Section 7 protects employees’ right to self-organization, to form, join, or assist labor organizations, and to engage in concerted activities for mutual aid or protection.

To Abruzzo, a provision of an employment agreement violates 8(a)(1) if it “reasonably tends to chill employees in the exercise of Section 7 rights unless it is narrowly tailored to address special circumstances justifying the infringement of employee rights”.

Non-compete agreements reasonably tend to chill employees in the exercise of Section 7 rights when “the provisions could reasonably be construed by employees to deny them the ability to quit or change jobs by cutting their access to other employment opportunities that they are qualified for based on their experience, aptitudes, and preferences as to type and location of work.” Abruzzo explains that denying access to employment opportunities chills employees from engaging in Section 7 activity because employees know they will have greater difficulty replacing lost income, employees’ bargaining power is diminished in labor disputes, and former employees are unlikely to reconnect at a local competitor’s, so are less likely to participate in concerted activity.

A desire to avoid competition from a former employee is not a legitimate business interest entitled to a special circumstances defense.

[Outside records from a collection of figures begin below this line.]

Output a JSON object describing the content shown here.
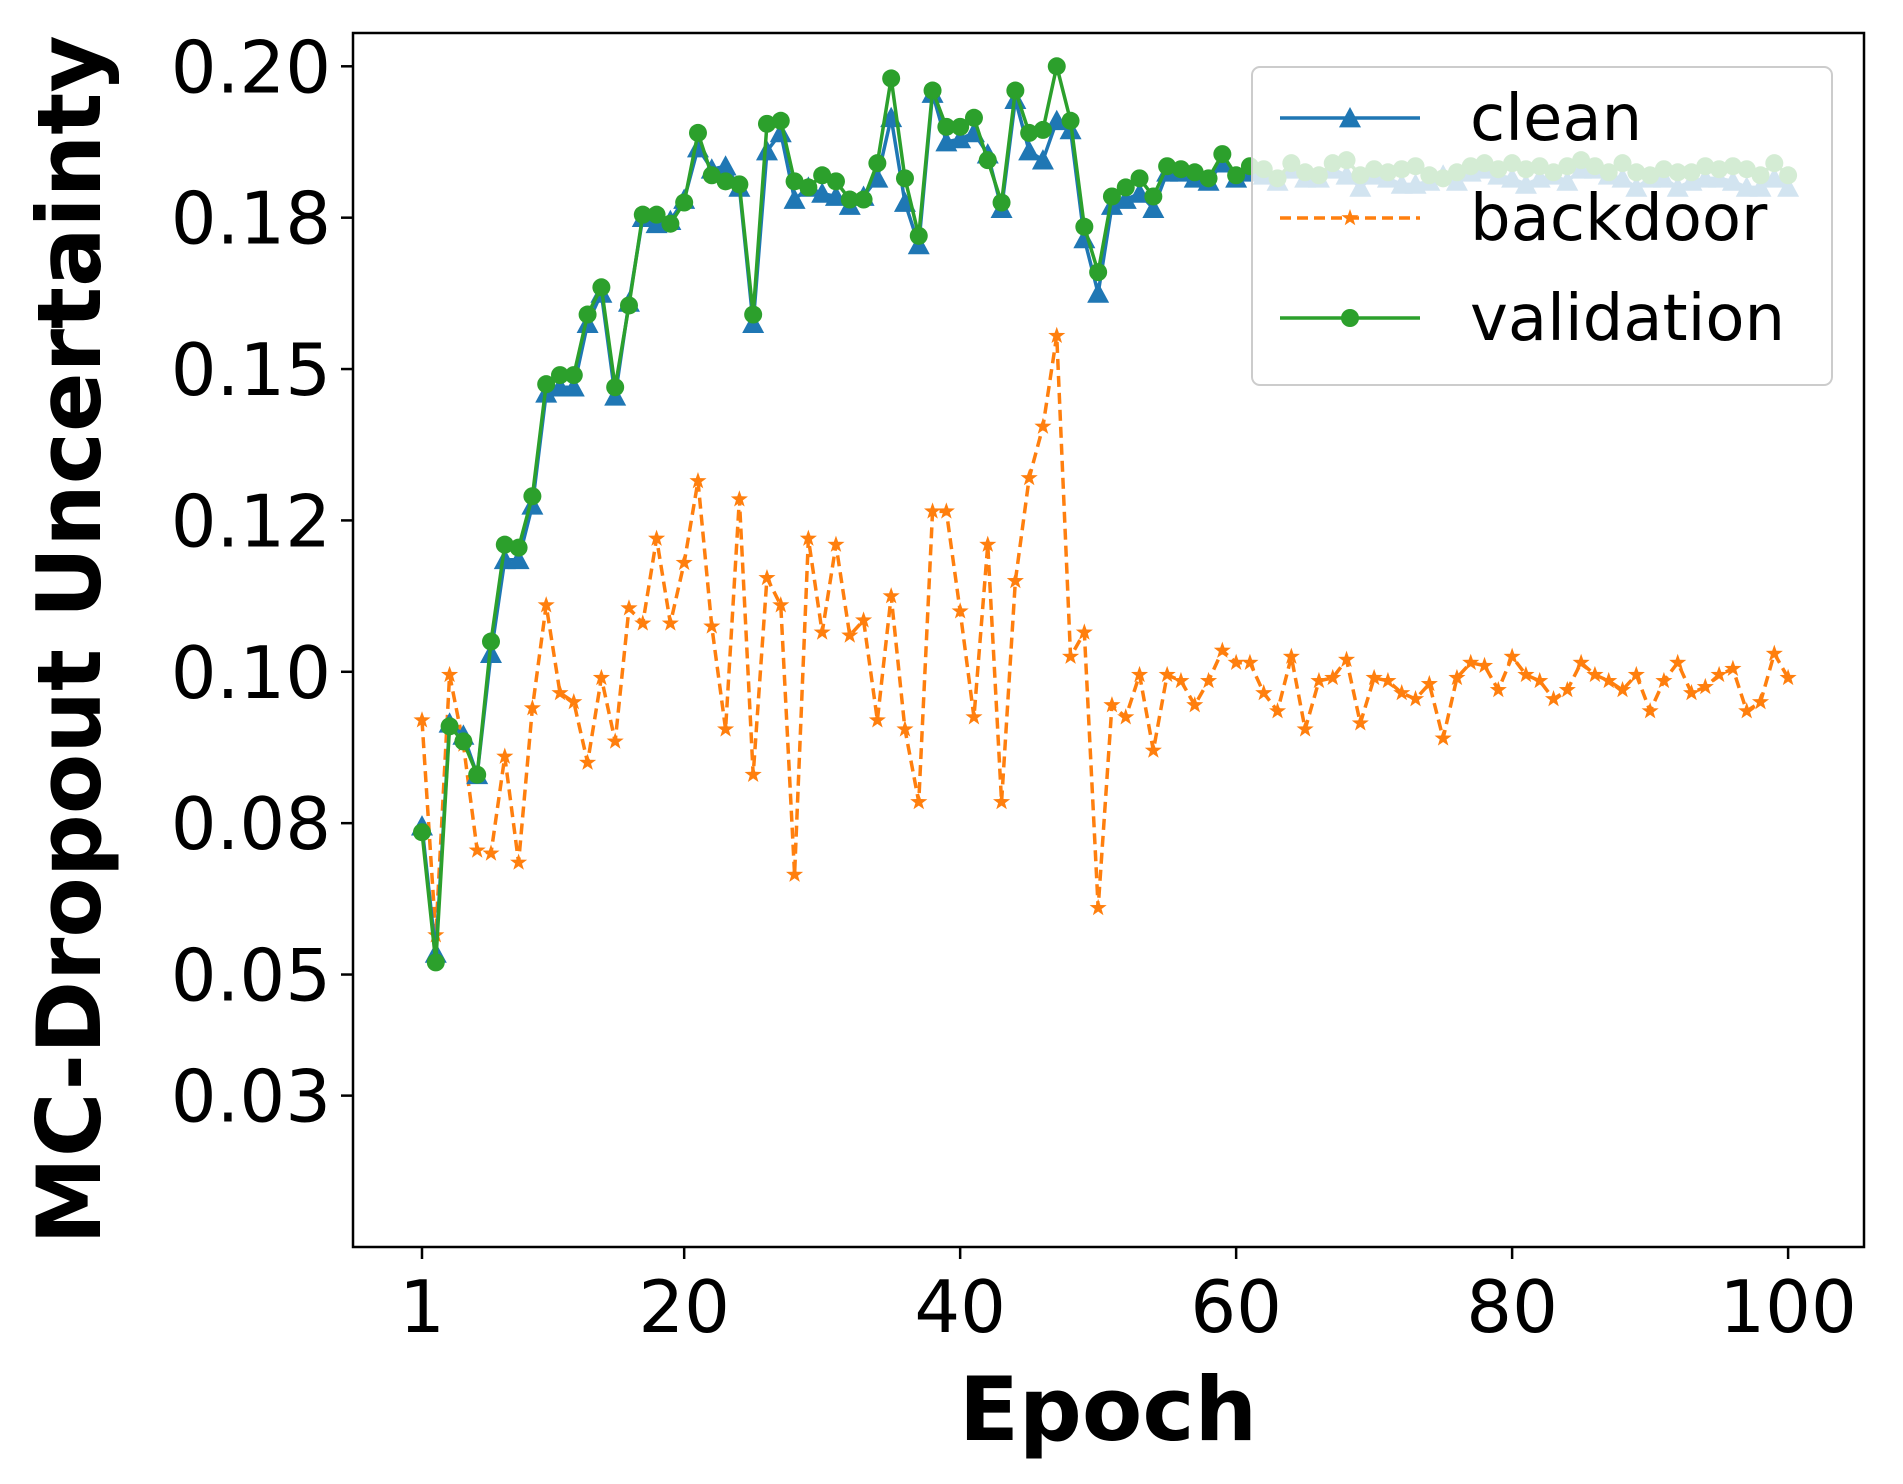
{
  "chart_data": {
    "type": "line",
    "xlabel": "Epoch",
    "ylabel": "MC-Dropout Uncertainty",
    "xlim": [
      -4,
      105.5
    ],
    "ylim": [
      0.005,
      0.2055
    ],
    "x_ticks": [
      1,
      20,
      40,
      60,
      80,
      100
    ],
    "x_tick_labels": [
      "1",
      "20",
      "40",
      "60",
      "80",
      "100"
    ],
    "y_ticks": [
      0.03,
      0.05,
      0.075,
      0.1,
      0.125,
      0.15,
      0.175,
      0.2
    ],
    "y_tick_labels": [
      "0.03",
      "0.05",
      "0.08",
      "0.10",
      "0.12",
      "0.15",
      "0.18",
      "0.20"
    ],
    "legend_position": "top-right",
    "x": [
      1,
      2,
      3,
      4,
      5,
      6,
      7,
      8,
      9,
      10,
      11,
      12,
      13,
      14,
      15,
      16,
      17,
      18,
      19,
      20,
      21,
      22,
      23,
      24,
      25,
      26,
      27,
      28,
      29,
      30,
      31,
      32,
      33,
      34,
      35,
      36,
      37,
      38,
      39,
      40,
      41,
      42,
      43,
      44,
      45,
      46,
      47,
      48,
      49,
      50,
      51,
      52,
      53,
      54,
      55,
      56,
      57,
      58,
      59,
      60,
      61,
      62,
      63,
      64,
      65,
      66,
      67,
      68,
      69,
      70,
      71,
      72,
      73,
      74,
      75,
      76,
      77,
      78,
      79,
      80,
      81,
      82,
      83,
      84,
      85,
      86,
      87,
      88,
      89,
      90,
      91,
      92,
      93,
      94,
      95,
      96,
      97,
      98,
      99,
      100
    ],
    "series": [
      {
        "name": "clean",
        "color": "#1f77b4",
        "marker": "triangle",
        "linestyle": "solid",
        "values": [
          0.0745,
          0.0535,
          0.0915,
          0.0895,
          0.083,
          0.103,
          0.1185,
          0.1185,
          0.1275,
          0.146,
          0.147,
          0.147,
          0.1575,
          0.1625,
          0.1455,
          0.161,
          0.175,
          0.174,
          0.1745,
          0.178,
          0.1865,
          0.183,
          0.1835,
          0.18,
          0.1575,
          0.186,
          0.189,
          0.178,
          0.18,
          0.179,
          0.1785,
          0.177,
          0.1785,
          0.1815,
          0.1915,
          0.1775,
          0.1705,
          0.1955,
          0.1875,
          0.188,
          0.189,
          0.1855,
          0.1765,
          0.1945,
          0.186,
          0.1845,
          0.191,
          0.1895,
          0.1715,
          0.1625,
          0.177,
          0.178,
          0.179,
          0.1765,
          0.1825,
          0.1825,
          0.1815,
          0.181,
          0.184,
          0.1815,
          0.1825,
          0.182,
          0.181,
          0.183,
          0.1815,
          0.1815,
          0.183,
          0.182,
          0.18,
          0.182,
          0.1815,
          0.1805,
          0.1805,
          0.181,
          0.182,
          0.181,
          0.1825,
          0.183,
          0.182,
          0.1815,
          0.1805,
          0.1815,
          0.182,
          0.181,
          0.183,
          0.183,
          0.182,
          0.1815,
          0.18,
          0.1815,
          0.1815,
          0.18,
          0.181,
          0.1815,
          0.1815,
          0.181,
          0.18,
          0.18,
          0.1815,
          0.18
        ]
      },
      {
        "name": "backdoor",
        "color": "#ff7f0e",
        "marker": "star",
        "linestyle": "dashed",
        "values": [
          0.092,
          0.0565,
          0.0995,
          0.088,
          0.0705,
          0.07,
          0.086,
          0.0685,
          0.094,
          0.111,
          0.0965,
          0.095,
          0.085,
          0.099,
          0.0885,
          0.1105,
          0.108,
          0.122,
          0.108,
          0.118,
          0.1315,
          0.1075,
          0.0905,
          0.1285,
          0.083,
          0.1155,
          0.111,
          0.0665,
          0.122,
          0.1065,
          0.121,
          0.106,
          0.1085,
          0.092,
          0.1125,
          0.0905,
          0.0785,
          0.1265,
          0.1265,
          0.11,
          0.0925,
          0.121,
          0.0785,
          0.115,
          0.132,
          0.1405,
          0.1555,
          0.1025,
          0.1065,
          0.061,
          0.0945,
          0.0925,
          0.0995,
          0.087,
          0.0995,
          0.0985,
          0.0945,
          0.0985,
          0.1035,
          0.1015,
          0.1015,
          0.0965,
          0.0935,
          0.1025,
          0.0905,
          0.0985,
          0.099,
          0.102,
          0.0915,
          0.099,
          0.0985,
          0.0965,
          0.0955,
          0.098,
          0.089,
          0.099,
          0.1015,
          0.101,
          0.097,
          0.1025,
          0.0995,
          0.0985,
          0.0955,
          0.097,
          0.1015,
          0.0995,
          0.0985,
          0.097,
          0.0995,
          0.0935,
          0.0985,
          0.1015,
          0.0965,
          0.0975,
          0.0995,
          0.1005,
          0.0935,
          0.095,
          0.103,
          0.099
        ]
      },
      {
        "name": "validation",
        "color": "#2ca02c",
        "marker": "circle",
        "linestyle": "solid",
        "values": [
          0.0735,
          0.052,
          0.091,
          0.0885,
          0.083,
          0.105,
          0.121,
          0.1205,
          0.129,
          0.1475,
          0.149,
          0.149,
          0.159,
          0.1635,
          0.147,
          0.1605,
          0.1755,
          0.1755,
          0.174,
          0.1775,
          0.189,
          0.182,
          0.181,
          0.1805,
          0.159,
          0.1905,
          0.191,
          0.181,
          0.18,
          0.182,
          0.181,
          0.178,
          0.178,
          0.184,
          0.198,
          0.1815,
          0.172,
          0.196,
          0.19,
          0.19,
          0.1915,
          0.1845,
          0.1775,
          0.196,
          0.189,
          0.1895,
          0.2,
          0.191,
          0.1735,
          0.166,
          0.1785,
          0.18,
          0.1815,
          0.1785,
          0.1835,
          0.183,
          0.1825,
          0.1815,
          0.1855,
          0.182,
          0.1835,
          0.183,
          0.1815,
          0.184,
          0.1825,
          0.182,
          0.184,
          0.1845,
          0.182,
          0.183,
          0.1825,
          0.183,
          0.1835,
          0.182,
          0.1815,
          0.1825,
          0.1835,
          0.184,
          0.183,
          0.184,
          0.183,
          0.1835,
          0.1825,
          0.1835,
          0.1845,
          0.1835,
          0.1825,
          0.184,
          0.1825,
          0.182,
          0.183,
          0.1825,
          0.1825,
          0.1835,
          0.183,
          0.1835,
          0.183,
          0.182,
          0.184,
          0.182
        ]
      }
    ]
  }
}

Abruzzo also explains that employees cannot use non-competes to protect investments in training employees, as there are less restrictive means of protecting these interests – namely longevity bonuses. Similarly, non-competes should not be used to protect proprietary interests or trade secrets, as narrowly tailored workplace agreements can address these.

However, there remain certain non-compete agreements that do not violate the NLRA. Some non-competes still do not violate the NLRA as employees “could not reasonably construe the agreements to prohibit their acceptance of other employment”- namely, provisions that clearly restrict only individuals’ managerial or ownership interests in a competing business or true independent-contractor relationships.

In sum, Abruzzo’s opinion has made using non-compete clauses a risky proposition. The maintenance of these contracts, and not their enforcement, are all needed to expose employers to unfair labor practice charges under 8(a)(1) of the NLRA and all the potential liability that comes with it (i.e., reinstatement, back pay, inability to replace employees permanently).